For a warrantless arrest under Section 5 (a) to operate, two (2) elements must concur, namely: (a) the person to be arrested must execute an overt act indicating that he has just committed, is actually committing, or is attempting to commit a crime; and (b) such overt act is done in the presence or within the view of the arresting officer.[7] On the other hand, Section 5 (b) requires for its application that at the time of the arrest, an offense had in fact just been committed and the arresting officer had personal knowledge of facts indicating that the accused had committed it.[8]

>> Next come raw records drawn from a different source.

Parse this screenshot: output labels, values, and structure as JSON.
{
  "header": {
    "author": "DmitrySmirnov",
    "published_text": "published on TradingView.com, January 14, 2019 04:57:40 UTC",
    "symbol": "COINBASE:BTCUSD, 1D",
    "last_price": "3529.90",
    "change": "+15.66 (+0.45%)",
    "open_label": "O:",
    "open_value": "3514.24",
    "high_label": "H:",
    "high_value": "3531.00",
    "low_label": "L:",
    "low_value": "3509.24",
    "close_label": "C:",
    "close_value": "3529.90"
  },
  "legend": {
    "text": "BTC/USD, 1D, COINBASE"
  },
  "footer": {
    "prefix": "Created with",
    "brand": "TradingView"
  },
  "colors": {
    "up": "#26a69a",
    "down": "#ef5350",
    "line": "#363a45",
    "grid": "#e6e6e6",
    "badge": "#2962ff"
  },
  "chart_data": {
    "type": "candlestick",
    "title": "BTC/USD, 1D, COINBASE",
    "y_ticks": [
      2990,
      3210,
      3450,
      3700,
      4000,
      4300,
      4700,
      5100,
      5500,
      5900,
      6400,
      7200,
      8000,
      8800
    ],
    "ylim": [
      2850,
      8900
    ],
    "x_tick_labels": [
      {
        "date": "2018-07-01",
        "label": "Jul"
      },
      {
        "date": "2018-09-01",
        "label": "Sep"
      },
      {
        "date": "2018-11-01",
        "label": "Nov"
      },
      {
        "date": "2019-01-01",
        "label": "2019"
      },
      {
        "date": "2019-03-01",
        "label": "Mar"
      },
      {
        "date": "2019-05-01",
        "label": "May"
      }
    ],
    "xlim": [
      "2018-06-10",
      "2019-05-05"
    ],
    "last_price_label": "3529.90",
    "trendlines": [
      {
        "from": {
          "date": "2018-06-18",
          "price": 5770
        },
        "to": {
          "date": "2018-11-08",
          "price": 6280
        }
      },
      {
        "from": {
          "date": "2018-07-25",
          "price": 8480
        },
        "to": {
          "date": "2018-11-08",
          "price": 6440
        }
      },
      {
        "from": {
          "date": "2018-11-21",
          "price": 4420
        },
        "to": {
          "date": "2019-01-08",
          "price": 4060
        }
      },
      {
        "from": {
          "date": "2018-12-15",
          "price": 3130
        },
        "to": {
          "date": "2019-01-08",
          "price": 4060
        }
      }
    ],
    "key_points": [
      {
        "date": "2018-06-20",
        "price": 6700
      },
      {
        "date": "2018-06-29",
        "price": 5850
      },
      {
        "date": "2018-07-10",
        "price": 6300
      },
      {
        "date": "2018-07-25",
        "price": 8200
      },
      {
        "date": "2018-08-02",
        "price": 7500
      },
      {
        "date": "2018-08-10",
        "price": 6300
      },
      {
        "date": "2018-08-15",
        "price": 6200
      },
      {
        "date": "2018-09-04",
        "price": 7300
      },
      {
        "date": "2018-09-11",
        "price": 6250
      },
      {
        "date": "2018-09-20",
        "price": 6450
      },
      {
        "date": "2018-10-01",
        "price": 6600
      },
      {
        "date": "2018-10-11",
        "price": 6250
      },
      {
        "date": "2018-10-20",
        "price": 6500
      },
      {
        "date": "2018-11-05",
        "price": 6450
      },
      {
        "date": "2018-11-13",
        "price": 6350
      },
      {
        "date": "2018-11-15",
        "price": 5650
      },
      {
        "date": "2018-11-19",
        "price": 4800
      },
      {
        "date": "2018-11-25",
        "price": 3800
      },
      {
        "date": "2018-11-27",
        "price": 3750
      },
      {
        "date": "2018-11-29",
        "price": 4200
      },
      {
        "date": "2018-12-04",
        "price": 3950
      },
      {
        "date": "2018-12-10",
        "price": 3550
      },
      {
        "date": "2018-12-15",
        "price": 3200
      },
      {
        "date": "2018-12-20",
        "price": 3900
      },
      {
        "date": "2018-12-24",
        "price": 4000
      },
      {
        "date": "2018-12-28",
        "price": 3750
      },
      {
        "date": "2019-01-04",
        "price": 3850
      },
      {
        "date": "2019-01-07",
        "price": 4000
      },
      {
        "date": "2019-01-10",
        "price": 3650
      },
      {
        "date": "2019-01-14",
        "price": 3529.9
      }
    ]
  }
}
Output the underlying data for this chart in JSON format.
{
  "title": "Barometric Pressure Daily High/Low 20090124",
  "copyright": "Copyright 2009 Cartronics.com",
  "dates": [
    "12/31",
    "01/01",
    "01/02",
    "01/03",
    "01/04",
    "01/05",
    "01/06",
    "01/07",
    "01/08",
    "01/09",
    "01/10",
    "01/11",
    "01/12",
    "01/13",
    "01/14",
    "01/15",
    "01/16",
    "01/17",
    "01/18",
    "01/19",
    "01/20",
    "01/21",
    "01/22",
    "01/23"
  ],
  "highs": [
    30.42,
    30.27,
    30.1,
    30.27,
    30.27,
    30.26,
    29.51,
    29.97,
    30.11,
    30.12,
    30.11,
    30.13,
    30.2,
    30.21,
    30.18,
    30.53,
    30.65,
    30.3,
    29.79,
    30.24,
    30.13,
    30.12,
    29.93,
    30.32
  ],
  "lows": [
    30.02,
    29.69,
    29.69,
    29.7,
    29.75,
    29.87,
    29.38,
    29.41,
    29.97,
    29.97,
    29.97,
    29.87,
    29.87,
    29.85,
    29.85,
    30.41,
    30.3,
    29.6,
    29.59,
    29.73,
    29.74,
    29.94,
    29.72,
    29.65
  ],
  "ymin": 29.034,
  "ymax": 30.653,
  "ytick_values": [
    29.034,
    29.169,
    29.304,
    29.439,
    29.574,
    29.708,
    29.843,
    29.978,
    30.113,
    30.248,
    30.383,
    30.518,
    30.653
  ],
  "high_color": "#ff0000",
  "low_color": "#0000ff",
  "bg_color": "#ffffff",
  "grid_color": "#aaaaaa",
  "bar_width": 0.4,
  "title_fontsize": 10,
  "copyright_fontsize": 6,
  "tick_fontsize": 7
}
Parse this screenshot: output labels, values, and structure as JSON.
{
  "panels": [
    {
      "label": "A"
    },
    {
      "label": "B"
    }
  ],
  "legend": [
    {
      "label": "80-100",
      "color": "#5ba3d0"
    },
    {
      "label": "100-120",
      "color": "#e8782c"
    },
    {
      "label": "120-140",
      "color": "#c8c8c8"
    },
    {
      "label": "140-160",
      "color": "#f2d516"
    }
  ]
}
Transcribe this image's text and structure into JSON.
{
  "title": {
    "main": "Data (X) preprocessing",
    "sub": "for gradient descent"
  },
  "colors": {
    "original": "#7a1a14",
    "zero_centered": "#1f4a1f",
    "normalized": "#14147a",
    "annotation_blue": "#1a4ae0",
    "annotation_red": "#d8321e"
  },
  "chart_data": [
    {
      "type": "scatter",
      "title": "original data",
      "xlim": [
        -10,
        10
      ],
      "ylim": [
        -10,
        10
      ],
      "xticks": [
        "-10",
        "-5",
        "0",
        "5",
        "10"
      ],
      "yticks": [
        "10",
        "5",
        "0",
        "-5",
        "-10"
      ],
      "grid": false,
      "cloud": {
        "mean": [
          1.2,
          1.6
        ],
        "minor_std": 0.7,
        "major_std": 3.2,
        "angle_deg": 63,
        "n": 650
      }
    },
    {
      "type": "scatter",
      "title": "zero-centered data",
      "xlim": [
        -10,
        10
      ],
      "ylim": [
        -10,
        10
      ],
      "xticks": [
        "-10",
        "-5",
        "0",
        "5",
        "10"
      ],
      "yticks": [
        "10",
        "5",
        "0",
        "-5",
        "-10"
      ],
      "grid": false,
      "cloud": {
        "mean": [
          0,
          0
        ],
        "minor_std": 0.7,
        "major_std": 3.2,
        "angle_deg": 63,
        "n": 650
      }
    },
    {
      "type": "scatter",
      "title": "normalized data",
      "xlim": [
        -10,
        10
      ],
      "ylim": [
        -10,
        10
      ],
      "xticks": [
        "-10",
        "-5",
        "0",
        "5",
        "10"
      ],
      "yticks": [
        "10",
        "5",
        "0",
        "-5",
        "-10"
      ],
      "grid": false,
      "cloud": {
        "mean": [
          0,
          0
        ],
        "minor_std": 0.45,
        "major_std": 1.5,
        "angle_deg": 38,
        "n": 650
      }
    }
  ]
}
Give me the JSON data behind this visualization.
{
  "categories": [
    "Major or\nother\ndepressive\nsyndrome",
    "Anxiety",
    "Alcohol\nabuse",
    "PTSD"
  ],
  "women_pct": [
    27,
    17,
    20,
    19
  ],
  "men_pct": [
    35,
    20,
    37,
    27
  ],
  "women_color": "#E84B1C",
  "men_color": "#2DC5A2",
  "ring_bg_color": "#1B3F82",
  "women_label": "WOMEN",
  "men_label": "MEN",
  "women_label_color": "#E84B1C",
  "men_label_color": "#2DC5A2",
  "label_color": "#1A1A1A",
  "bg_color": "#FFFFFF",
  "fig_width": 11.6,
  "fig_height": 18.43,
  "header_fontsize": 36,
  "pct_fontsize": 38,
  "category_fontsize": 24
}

[1] Section 2, Article III of the Constitution states:

Section 2. The right of the people to be secure in their persons, houses, papers, and effects against unreasonable searches and seizures of whatever nature and for any purpose shall be inviolable, and no search warrant or warrant of arrest shall issue except upon probable cause to be determined personally by the judge after examination under oath or affirmation of the complainant and the witnesses he may produce, and particularly describing the place to be searched and the persons or things to be seized.

[2] Section 3 (2), Article III of the Constitution states:
Section 3. x x x x

(2) Any evidence obtained in violation of this or the preceding section shall be inadmissible for any purpose in any proceeding.

[3] See Ambre v. People, 692 Phil. 681, 693 (2012).

[4] Id., citing People v. Delos Reyes, 672 Phil. 77, 108-109 (2011).

[5] Malacat v. CA, 347 Phil. 462, 480 (1997); citations omitted.

[6] See id. at 479.

[7] People v. Villareal, G.R. No. 201363, March 18, 2013, 693 SCRA 549, 556, citing Valdez v. People, 563 Phil. 934, 947 (2007).

[8] Id. at 556, citing People v. Cuizon, 326 Phil. 345 (1996).